Employee Free Choice Act (H.R. 1409 & S. 560)

This first appeared in the spring issue of The Standard, the newsletter of the Ohio Pest Management Association.

The National Labor Relations Act (NLRA) presently establishes two primary ways that employees are able to form or join a union: (1) a private ballot election administered by the National Labor Relations Board (NLRB) after at least 30 percent of workers have signed authorization cards, or (2) the collection of signed authorization or “card checks” from a majority of employees in a bargaining unit.

The so-called Employee Free Choice Act (EFCA) fundamentally alters the NLRA by allowing unions to use the “card check” process or signature campaign each time they try to organize employees. The NLRB would be required to automatically certify any union that secures a simple majority of signatures through this petition like process. Such a process effectively allows the establishment of unions everywhere without a valid vote.

Under the “card check” method, union organizers present employee signatures on authorization cards as representing the true intent of the workers. However, even a Federal Appeals Court has noted that, “Workers sometimes sign union authorization cards not because they intend to vote for the union in the election, but to avoid offending the person who asks them to sign, often a fellow worker, or simply to get the person off their back.”

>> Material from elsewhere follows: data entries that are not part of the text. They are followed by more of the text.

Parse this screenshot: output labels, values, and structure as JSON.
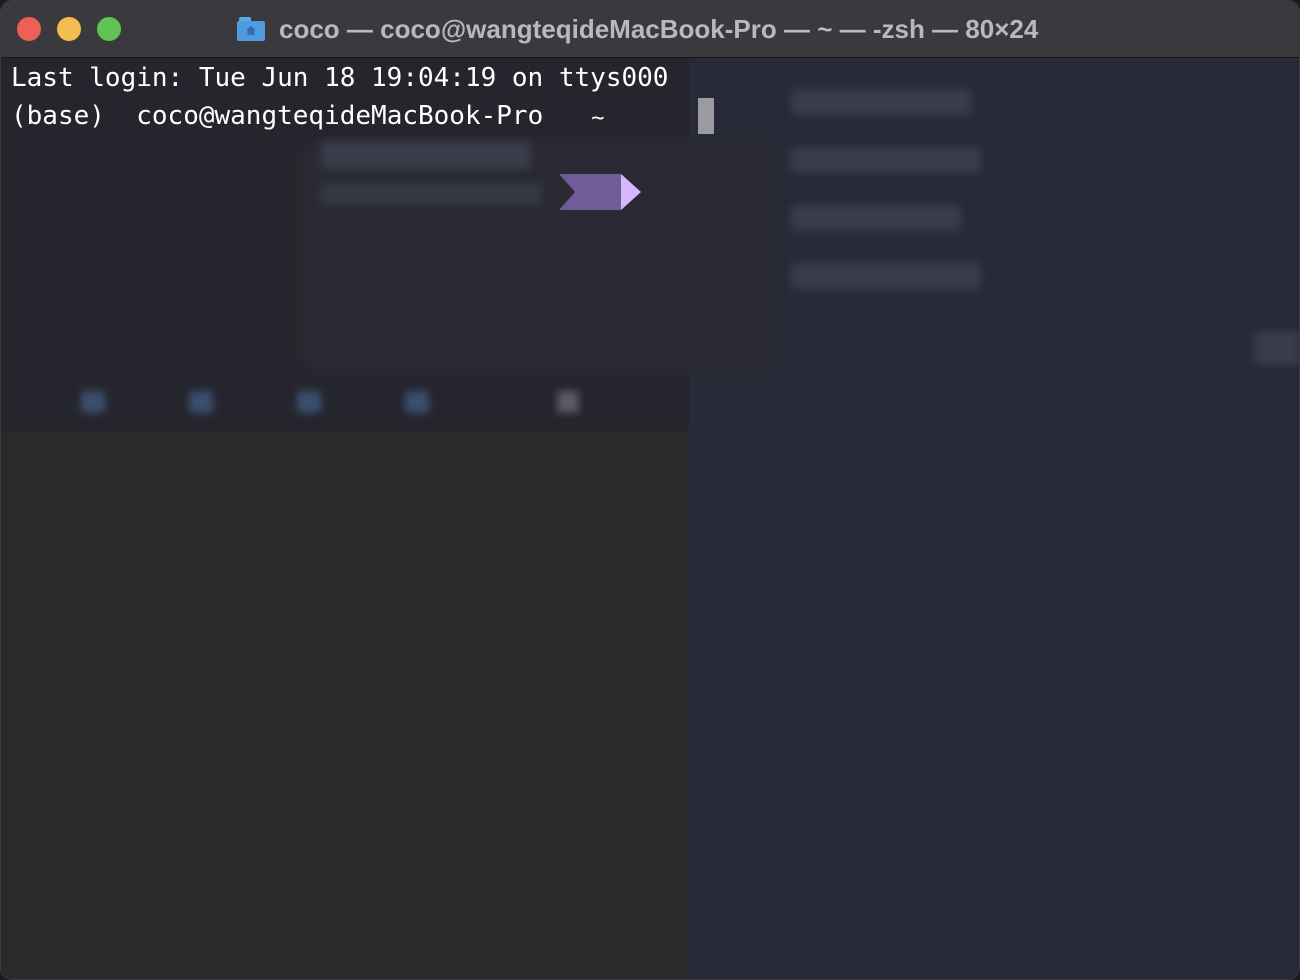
{
  "window": {
    "title": "coco — coco@wangteqideMacBook-Pro — ~ — -zsh — 80×24",
    "icon": "home-folder-icon"
  },
  "terminal": {
    "lines": [
      "Last login: Tue Jun 18 19:04:19 on ttys000"
    ],
    "prompt": {
      "env": "(base)",
      "user_host": "coco@wangteqideMacBook-Pro",
      "cwd": "~"
    }
  },
  "colors": {
    "prompt_segment": "#6f5d9a",
    "prompt_arrow": "#d6b8ff",
    "cursor": "#9a9aa0",
    "titlebar": "#3a3a3e"
  }
}
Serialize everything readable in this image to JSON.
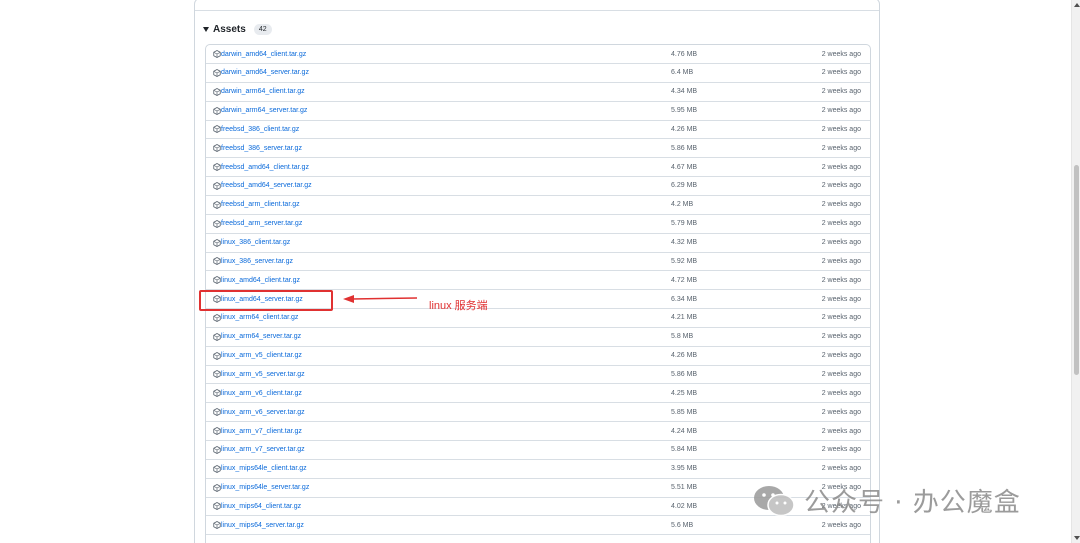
{
  "assets": {
    "title": "Assets",
    "count": "42",
    "rows": [
      {
        "name": "darwin_amd64_client.tar.gz",
        "size": "4.76 MB",
        "date": "2 weeks ago"
      },
      {
        "name": "darwin_amd64_server.tar.gz",
        "size": "6.4 MB",
        "date": "2 weeks ago"
      },
      {
        "name": "darwin_arm64_client.tar.gz",
        "size": "4.34 MB",
        "date": "2 weeks ago"
      },
      {
        "name": "darwin_arm64_server.tar.gz",
        "size": "5.95 MB",
        "date": "2 weeks ago"
      },
      {
        "name": "freebsd_386_client.tar.gz",
        "size": "4.26 MB",
        "date": "2 weeks ago"
      },
      {
        "name": "freebsd_386_server.tar.gz",
        "size": "5.86 MB",
        "date": "2 weeks ago"
      },
      {
        "name": "freebsd_amd64_client.tar.gz",
        "size": "4.67 MB",
        "date": "2 weeks ago"
      },
      {
        "name": "freebsd_amd64_server.tar.gz",
        "size": "6.29 MB",
        "date": "2 weeks ago"
      },
      {
        "name": "freebsd_arm_client.tar.gz",
        "size": "4.2 MB",
        "date": "2 weeks ago"
      },
      {
        "name": "freebsd_arm_server.tar.gz",
        "size": "5.79 MB",
        "date": "2 weeks ago"
      },
      {
        "name": "linux_386_client.tar.gz",
        "size": "4.32 MB",
        "date": "2 weeks ago"
      },
      {
        "name": "linux_386_server.tar.gz",
        "size": "5.92 MB",
        "date": "2 weeks ago"
      },
      {
        "name": "linux_amd64_client.tar.gz",
        "size": "4.72 MB",
        "date": "2 weeks ago"
      },
      {
        "name": "linux_amd64_server.tar.gz",
        "size": "6.34 MB",
        "date": "2 weeks ago"
      },
      {
        "name": "linux_arm64_client.tar.gz",
        "size": "4.21 MB",
        "date": "2 weeks ago"
      },
      {
        "name": "linux_arm64_server.tar.gz",
        "size": "5.8 MB",
        "date": "2 weeks ago"
      },
      {
        "name": "linux_arm_v5_client.tar.gz",
        "size": "4.26 MB",
        "date": "2 weeks ago"
      },
      {
        "name": "linux_arm_v5_server.tar.gz",
        "size": "5.86 MB",
        "date": "2 weeks ago"
      },
      {
        "name": "linux_arm_v6_client.tar.gz",
        "size": "4.25 MB",
        "date": "2 weeks ago"
      },
      {
        "name": "linux_arm_v6_server.tar.gz",
        "size": "5.85 MB",
        "date": "2 weeks ago"
      },
      {
        "name": "linux_arm_v7_client.tar.gz",
        "size": "4.24 MB",
        "date": "2 weeks ago"
      },
      {
        "name": "linux_arm_v7_server.tar.gz",
        "size": "5.84 MB",
        "date": "2 weeks ago"
      },
      {
        "name": "linux_mips64le_client.tar.gz",
        "size": "3.95 MB",
        "date": "2 weeks ago"
      },
      {
        "name": "linux_mips64le_server.tar.gz",
        "size": "5.51 MB",
        "date": "2 weeks ago"
      },
      {
        "name": "linux_mips64_client.tar.gz",
        "size": "4.02 MB",
        "date": "2 weeks ago"
      },
      {
        "name": "linux_mips64_server.tar.gz",
        "size": "5.6 MB",
        "date": "2 weeks ago"
      }
    ]
  },
  "annotation": {
    "text": "linux 服务端",
    "color": "#e03131"
  },
  "watermark": {
    "text": "公众号 · 办公魔盒",
    "icon": "wechat-icon"
  },
  "colors": {
    "link": "#0969da",
    "muted": "#59636e",
    "border": "#d0d7de"
  }
}
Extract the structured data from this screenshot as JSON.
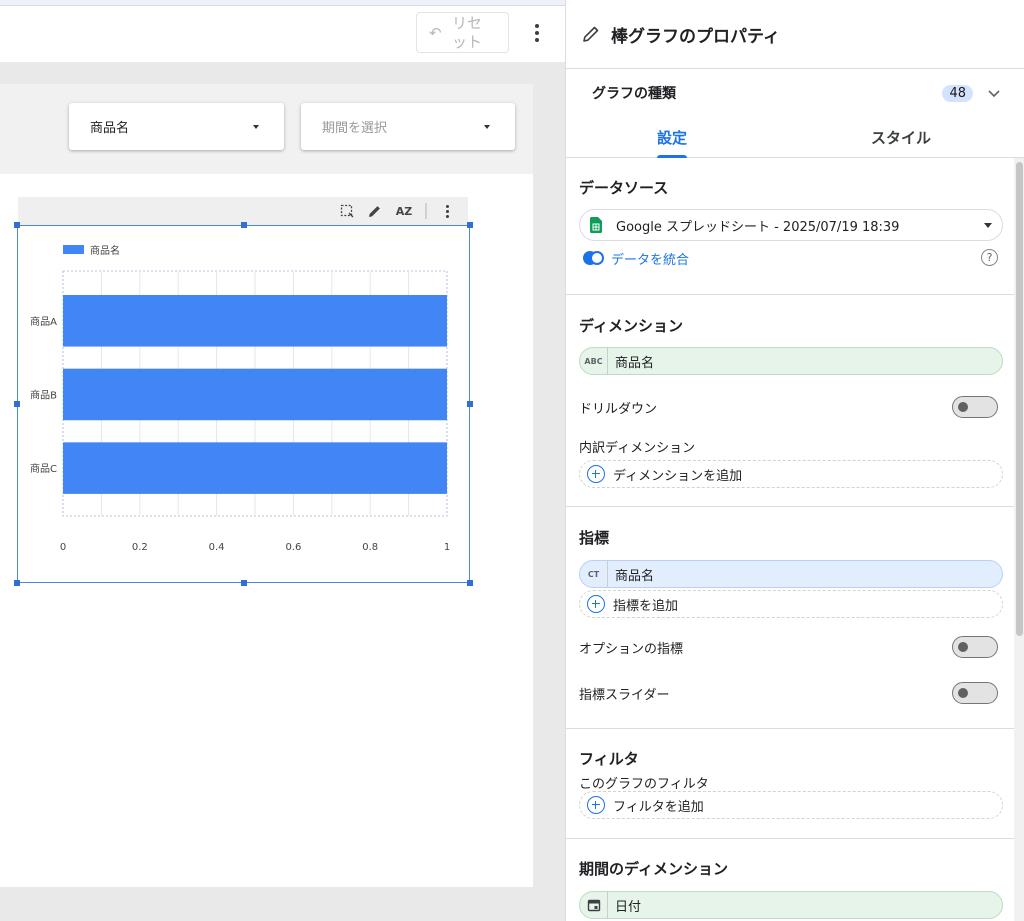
{
  "toolbar": {
    "reset_label": "リセット",
    "more_icon": "more-vert-icon",
    "undo_icon": "undo-icon"
  },
  "filters": {
    "product_dropdown": "商品名",
    "period_dropdown": "期間を選択"
  },
  "chart_toolbar": {
    "icons": [
      "select-icon",
      "pencil-icon",
      "sort-az-icon",
      "more-vert-icon"
    ],
    "sort_label": "AZ"
  },
  "chart_data": {
    "type": "bar",
    "orientation": "horizontal",
    "categories": [
      "商品A",
      "商品B",
      "商品C"
    ],
    "series": [
      {
        "name": "商品名",
        "values": [
          1,
          1,
          1
        ]
      }
    ],
    "xlim": [
      0,
      1
    ],
    "x_ticks": [
      "0",
      "0.2",
      "0.4",
      "0.6",
      "0.8",
      "1"
    ],
    "legend": "top-left",
    "grid": true,
    "color": "#4285f4"
  },
  "panel": {
    "title": "棒グラフのプロパティ",
    "chart_type_label": "グラフの種類",
    "chart_type_badge": "48",
    "tabs": {
      "settings": "設定",
      "style": "スタイル"
    },
    "data_source": {
      "title": "データソース",
      "selected": "Google スプレッドシート - 2025/07/19 18:39",
      "blend_link": "データを統合",
      "help": "?"
    },
    "dimension": {
      "title": "ディメンション",
      "chip_type": "ABC",
      "chip_label": "商品名",
      "drilldown_label": "ドリルダウン",
      "breakdown_label": "内訳ディメンション",
      "add_label": "ディメンションを追加"
    },
    "metric": {
      "title": "指標",
      "chip_type": "CT",
      "chip_label": "商品名",
      "add_label": "指標を追加",
      "optional_label": "オプションの指標",
      "slider_label": "指標スライダー"
    },
    "filter": {
      "title": "フィルタ",
      "subtitle": "このグラフのフィルタ",
      "add_label": "フィルタを追加"
    },
    "date_dimension": {
      "title": "期間のディメンション",
      "chip_label": "日付"
    }
  }
}
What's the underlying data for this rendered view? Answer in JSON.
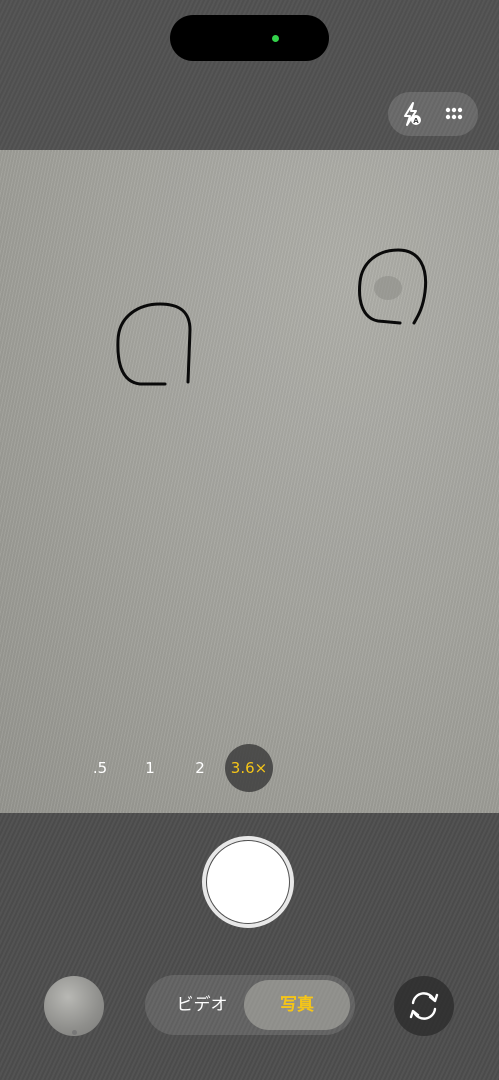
{
  "status": {
    "camera_indicator_color": "#33d24a"
  },
  "top_controls": {
    "flash_icon": "flash-auto-icon",
    "more_icon": "more-dots-icon"
  },
  "zoom": {
    "options": [
      ".5",
      "1",
      "2",
      "3.6×"
    ],
    "selected": "3.6×",
    "selected_color": "#f5c518"
  },
  "modes": {
    "video_label": "ビデオ",
    "photo_label": "写真",
    "selected": "写真"
  },
  "bottom": {
    "thumbnail_icon": "last-photo-thumbnail",
    "flip_icon": "camera-flip-icon"
  }
}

The only way to guarantee worker protection is through the continued use of a federally supervised private ballot so that personal decisions about whether to join a union remain private. Swapping federally supervised private ballot elections for a “card check” process tramples the privacy of individual workers who should not have to reveal to anyone how they exercise their right to choose whether to organize with their coworkers in a union. No one, employers and union organizers alike, should fear an election conducted by private ballot. It is the only manner in which to protect an individual’s freedom to choose without subtle or overt coercion or intimidation.

EFCA also includes language forcing binding arbitration on both the employer and collective bargaining unit. Specifically, the measure ends bargaining negotiations after only 120 days—90 days of negotiations and 30 days of mediation—and forces a two-year contract on both the employer and employees, thus providing motivation for either a union or employer to engage in bad faith bargaining until the end of the negotiating period. Consequently, a government arbitrator could impose unwanted employment conditions on both employees and management.

The National Pest Management Association urges members of Congress to oppose the Employee Free Choice Act (H.R. 1409 & S. 560).